I am not sure If am using write terminology or asking my question in a right way. So please do not judge this post early :-). I have a list of Copy Number Variations (CNVs), and I was curious to know if these regions are in the coding part of genomes (exome regions) and if so, how much my exome data are covering those regions.
To answer my question, I used "DepthOfCoverage" from GATK and ran it using hg19 references; so for one of the regions "chr15 20549990 22285350" (which is also a large one!) I got the following error.
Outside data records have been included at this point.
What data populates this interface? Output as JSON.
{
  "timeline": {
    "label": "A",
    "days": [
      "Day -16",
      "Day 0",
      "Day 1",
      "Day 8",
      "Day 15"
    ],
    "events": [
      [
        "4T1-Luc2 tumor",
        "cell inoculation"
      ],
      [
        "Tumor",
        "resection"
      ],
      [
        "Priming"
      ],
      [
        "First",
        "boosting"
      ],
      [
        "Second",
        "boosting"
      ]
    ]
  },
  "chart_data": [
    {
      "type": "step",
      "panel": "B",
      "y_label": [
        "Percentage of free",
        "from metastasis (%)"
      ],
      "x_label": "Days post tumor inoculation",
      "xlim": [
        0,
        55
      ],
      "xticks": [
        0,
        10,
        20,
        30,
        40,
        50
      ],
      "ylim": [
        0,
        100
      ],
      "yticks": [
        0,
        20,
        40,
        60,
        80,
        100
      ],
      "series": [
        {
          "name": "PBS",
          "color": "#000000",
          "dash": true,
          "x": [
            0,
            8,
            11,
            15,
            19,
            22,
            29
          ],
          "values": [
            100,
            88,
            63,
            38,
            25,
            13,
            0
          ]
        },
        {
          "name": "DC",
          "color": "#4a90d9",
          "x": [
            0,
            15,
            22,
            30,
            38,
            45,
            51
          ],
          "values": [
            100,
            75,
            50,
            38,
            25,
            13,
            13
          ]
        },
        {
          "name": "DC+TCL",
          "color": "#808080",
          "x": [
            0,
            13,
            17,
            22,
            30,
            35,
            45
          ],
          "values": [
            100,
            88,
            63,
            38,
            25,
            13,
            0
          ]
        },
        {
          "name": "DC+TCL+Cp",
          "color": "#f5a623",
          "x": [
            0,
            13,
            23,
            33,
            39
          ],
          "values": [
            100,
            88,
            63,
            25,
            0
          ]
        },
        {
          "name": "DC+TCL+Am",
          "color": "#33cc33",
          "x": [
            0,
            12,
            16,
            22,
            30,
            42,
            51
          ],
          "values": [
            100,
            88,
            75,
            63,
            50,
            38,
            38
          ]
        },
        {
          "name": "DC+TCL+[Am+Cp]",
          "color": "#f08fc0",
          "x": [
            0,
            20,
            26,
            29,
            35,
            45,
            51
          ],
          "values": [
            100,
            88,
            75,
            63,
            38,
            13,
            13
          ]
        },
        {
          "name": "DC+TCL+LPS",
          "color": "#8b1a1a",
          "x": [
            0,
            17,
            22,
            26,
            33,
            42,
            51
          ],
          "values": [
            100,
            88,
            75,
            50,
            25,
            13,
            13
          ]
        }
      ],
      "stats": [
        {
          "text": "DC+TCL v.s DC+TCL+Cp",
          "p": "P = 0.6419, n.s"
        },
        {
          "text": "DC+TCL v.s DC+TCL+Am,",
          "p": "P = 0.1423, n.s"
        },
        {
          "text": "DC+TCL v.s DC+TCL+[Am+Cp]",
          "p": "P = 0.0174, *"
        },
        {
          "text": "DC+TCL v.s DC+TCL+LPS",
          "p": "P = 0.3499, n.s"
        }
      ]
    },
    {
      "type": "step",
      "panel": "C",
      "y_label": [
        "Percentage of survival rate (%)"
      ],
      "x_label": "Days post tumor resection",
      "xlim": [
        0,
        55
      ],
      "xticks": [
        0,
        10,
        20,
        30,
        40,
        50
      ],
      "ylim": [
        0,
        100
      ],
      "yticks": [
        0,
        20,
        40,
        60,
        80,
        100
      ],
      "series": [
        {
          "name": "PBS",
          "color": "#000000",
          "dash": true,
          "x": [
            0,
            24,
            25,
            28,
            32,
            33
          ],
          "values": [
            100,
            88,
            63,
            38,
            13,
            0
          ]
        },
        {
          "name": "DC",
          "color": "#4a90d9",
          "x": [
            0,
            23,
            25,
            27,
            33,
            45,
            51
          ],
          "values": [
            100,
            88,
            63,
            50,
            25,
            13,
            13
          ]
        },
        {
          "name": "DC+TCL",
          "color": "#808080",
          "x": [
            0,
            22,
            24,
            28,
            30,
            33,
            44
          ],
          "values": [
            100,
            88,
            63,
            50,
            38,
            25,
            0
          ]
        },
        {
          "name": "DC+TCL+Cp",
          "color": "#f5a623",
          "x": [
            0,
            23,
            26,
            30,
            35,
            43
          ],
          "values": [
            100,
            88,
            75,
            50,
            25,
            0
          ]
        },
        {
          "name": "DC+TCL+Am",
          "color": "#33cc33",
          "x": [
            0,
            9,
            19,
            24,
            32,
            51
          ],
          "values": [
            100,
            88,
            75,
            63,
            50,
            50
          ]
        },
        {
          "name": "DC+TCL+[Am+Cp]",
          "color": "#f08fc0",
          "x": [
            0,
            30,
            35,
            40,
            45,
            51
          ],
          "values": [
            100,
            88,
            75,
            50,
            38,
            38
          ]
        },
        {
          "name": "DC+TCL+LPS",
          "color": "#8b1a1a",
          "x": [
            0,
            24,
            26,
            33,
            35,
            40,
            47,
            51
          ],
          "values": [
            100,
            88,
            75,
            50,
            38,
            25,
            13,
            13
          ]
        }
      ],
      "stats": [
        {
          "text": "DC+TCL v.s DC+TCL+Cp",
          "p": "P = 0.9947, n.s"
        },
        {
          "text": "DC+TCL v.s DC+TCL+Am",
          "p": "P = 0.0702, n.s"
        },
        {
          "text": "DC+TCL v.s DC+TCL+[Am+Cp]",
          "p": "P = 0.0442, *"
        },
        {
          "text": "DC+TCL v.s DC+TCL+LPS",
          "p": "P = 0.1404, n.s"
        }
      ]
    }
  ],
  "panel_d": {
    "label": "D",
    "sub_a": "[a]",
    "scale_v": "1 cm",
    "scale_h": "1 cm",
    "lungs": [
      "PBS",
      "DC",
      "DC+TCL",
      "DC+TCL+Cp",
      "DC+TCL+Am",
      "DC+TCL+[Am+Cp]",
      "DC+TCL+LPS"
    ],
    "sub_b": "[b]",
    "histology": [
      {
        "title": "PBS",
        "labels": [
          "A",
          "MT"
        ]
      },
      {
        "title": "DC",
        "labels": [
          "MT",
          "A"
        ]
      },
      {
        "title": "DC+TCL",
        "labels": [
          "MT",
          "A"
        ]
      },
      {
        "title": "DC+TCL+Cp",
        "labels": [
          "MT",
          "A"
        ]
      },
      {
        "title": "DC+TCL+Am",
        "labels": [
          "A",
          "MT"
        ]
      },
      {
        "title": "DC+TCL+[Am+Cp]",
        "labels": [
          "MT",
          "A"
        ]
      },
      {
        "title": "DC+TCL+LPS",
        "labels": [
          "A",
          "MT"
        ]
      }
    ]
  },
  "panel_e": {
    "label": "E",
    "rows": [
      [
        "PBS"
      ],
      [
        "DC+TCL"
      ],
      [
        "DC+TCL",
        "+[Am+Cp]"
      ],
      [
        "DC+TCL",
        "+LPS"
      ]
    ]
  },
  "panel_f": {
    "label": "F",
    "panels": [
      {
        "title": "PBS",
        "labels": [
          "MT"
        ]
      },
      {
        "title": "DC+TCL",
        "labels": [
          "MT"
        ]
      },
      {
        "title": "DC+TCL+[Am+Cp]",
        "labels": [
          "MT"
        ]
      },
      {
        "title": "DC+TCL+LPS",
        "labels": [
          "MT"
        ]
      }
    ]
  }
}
##### ERROR MESSAGE: Badly formed genome loc: Contig 16 given as location, but this contig isn't present in the Fasta sequence dictionary
my interpretation for the error is that, this region is not entirely in an exome ... 1) is my interpretation that correct ? 2) is there any other way to answer my initial question ?! (how much my exome data are covering those CNVs?
Thank you
My interpretation is that you are using an input file that contains the term "Contig 16" and that term is not found in the reference genome. Try searching the Web using part of your error message "this contig isn't present in the Fasta sequence dictionary" - it's a common issue.
actually the error means "this region doesn't exist in the reference file". so, does it mean the CNV is corrupted ?! or the reference does not contain the non-coding region ?!
Assuming that GATK is the right tool, can you give the entire command that you used?
If you just want to see if your CNVs overlap genes, then you can get a list of genes from UCSC (http://hgdownload.cse.ucsc.edu/downloads.html) and then use bedtools to look at the overlap.
I want to see if my CNVs overlap coding regions not any specific gene.